Afterwards we had fish and chips and Bryan and Jessica had a few pints in the strange pubs. It was disconcerting to withdraw British sterling from the cash machines (which we would be unable to use anywhere but in Gibraltar). Overall it was an interesting place to visit, but not one I have the desire to see again.

On Friday we visited Malaga and the Picasso museum. Both were beautiful. The city was gearing up for Carnaval and the signs and street decoration made me wish we had more time for exploration and revelry.

Saturday Karolyn and Bryan were leaving so the day was low key. We dipped our bodies into the frigid Mediterranean for a moment. Yikes. We went to the Estepona pier for paella before they drove back to Madrid and enjoyed the sun but not the unattended child who chucked dirt and stones at Jessica's head.

Sunday we checked out after a frantic packing job. The hotel suite was so incredibly comfortable that it had encouraged us to spread our possessions around the rooms in a seriously irresponsible manner. After making our way to San Pedro we boarded a bus for Algeciras. Without incident we bought our ferry tickets and set out for the continent of Africa.

3.2.07

We flew into Paris, completely shaken from our near-death experience and expecting the worst from the French. The train ride into the city was surprisingly quiet, except for the warbles of a chanteuse with a mic and a speaker. Paris was Spring-like, which delighted and horrified us. Being mid-January, it should not have been so warm. We took in the sights through our poor man's walking tour; Notre Dame, the exterior of the Louvre and the Tuilleries, Champs Elysée (aha! This stupid keyboard-Français is finally useful!), Arc de Triomphe, Moulin Rouge, Moulin de la Gallette, Sacre Couer with its view of the entire city twinkling in the darkness. We also witnessed what I assume was the demise of a pantsless gentleman laying on the cobbled streets of Place du Tertre in Montmartre. When we left the square he was surrounded by paramedics...
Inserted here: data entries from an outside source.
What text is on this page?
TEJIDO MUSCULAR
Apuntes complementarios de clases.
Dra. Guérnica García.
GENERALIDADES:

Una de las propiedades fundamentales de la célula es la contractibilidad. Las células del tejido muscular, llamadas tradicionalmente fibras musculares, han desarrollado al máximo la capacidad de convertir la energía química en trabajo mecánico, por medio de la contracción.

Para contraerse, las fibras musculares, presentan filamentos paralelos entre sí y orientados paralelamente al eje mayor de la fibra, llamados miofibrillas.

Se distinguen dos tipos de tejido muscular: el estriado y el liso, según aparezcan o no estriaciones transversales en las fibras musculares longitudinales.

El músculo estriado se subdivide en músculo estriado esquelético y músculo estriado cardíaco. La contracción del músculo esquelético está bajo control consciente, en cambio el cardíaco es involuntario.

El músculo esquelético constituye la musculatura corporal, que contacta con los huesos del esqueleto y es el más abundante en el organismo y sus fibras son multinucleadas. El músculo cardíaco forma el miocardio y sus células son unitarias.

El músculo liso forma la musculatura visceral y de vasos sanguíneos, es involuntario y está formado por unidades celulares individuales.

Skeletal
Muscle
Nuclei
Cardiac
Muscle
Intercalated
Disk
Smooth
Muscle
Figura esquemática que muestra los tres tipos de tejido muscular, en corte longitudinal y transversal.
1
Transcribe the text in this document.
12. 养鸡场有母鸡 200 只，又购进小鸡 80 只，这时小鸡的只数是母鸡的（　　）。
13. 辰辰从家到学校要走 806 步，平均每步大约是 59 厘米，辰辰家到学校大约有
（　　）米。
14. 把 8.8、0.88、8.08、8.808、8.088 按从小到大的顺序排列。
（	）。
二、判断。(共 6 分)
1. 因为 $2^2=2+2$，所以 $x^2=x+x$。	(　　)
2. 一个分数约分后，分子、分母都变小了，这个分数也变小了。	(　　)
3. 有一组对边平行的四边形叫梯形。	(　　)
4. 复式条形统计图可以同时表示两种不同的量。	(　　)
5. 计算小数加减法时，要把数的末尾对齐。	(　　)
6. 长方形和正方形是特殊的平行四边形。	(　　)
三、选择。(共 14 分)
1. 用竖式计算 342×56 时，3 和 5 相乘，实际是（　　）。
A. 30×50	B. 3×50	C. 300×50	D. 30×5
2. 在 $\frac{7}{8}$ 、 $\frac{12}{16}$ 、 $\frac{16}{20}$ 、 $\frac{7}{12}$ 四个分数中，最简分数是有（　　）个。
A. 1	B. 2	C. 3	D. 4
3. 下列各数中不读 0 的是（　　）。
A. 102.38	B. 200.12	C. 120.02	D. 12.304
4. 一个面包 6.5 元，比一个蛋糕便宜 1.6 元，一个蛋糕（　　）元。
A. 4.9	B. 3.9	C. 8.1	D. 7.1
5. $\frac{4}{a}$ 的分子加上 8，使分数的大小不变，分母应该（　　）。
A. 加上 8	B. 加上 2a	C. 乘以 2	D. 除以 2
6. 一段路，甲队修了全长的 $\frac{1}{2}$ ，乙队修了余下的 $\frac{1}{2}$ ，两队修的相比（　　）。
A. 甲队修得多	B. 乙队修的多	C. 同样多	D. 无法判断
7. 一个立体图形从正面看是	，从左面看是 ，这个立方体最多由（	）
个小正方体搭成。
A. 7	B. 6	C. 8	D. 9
All in all, Paris was alright. I struggled to travel and survive there more than in my first days in Russia! It is my opinion that French city folk are just uninterested in being patient or helpful when people are trying to communicate with them in their native language. I did not find this to be true when we had the opportunity to venture into the countryside.

We caught a train from Paris' Montparnesse to Angers and then connected to Champtoce. Wendy and Hannah met us at the small Champtoce-Sur-Loire train stop and whisked us through the narrow streets to their Chateau du Pin. The chateau loomed in the dusk as we drove up the entryway. Everytime it was in my view I had the same surreal feelings. Even at such a late date roses in yellows, pinks and reds were in bloom. (There was a day that it snowed and we ran out to take photos of the icy roses.) The grass was a vibrant green. Walking out towards the chapel in the back between the giant topiaries it was easy to feel as if you'd stepped into Wonderland. We were helping to paint some of the countless rooms and it was quite a delicate process. The wooden floors are very old so we had to be sure not to damage them. It was incredibly bizarre to be washing off paintbrushes in a 17th century bathtub! Wendy and Henri treated us very well, feeding us like queens (the daily fromage course is sorely missed!) We had a great time exploring the local bakeries and open-air markets to try and purchase our hazelnut bread or fruits and vegetables. It was wonderful to be given such a unique travelling experience by people who are like family.

On our last day Wendy brought us to Angers and we visited the Chateau d'Angers (which they call the Elephant castle) and its tapestries of the Apocalypse. Then we caught a train to Blois to board the Elipsos Trenhotel on which we departed France.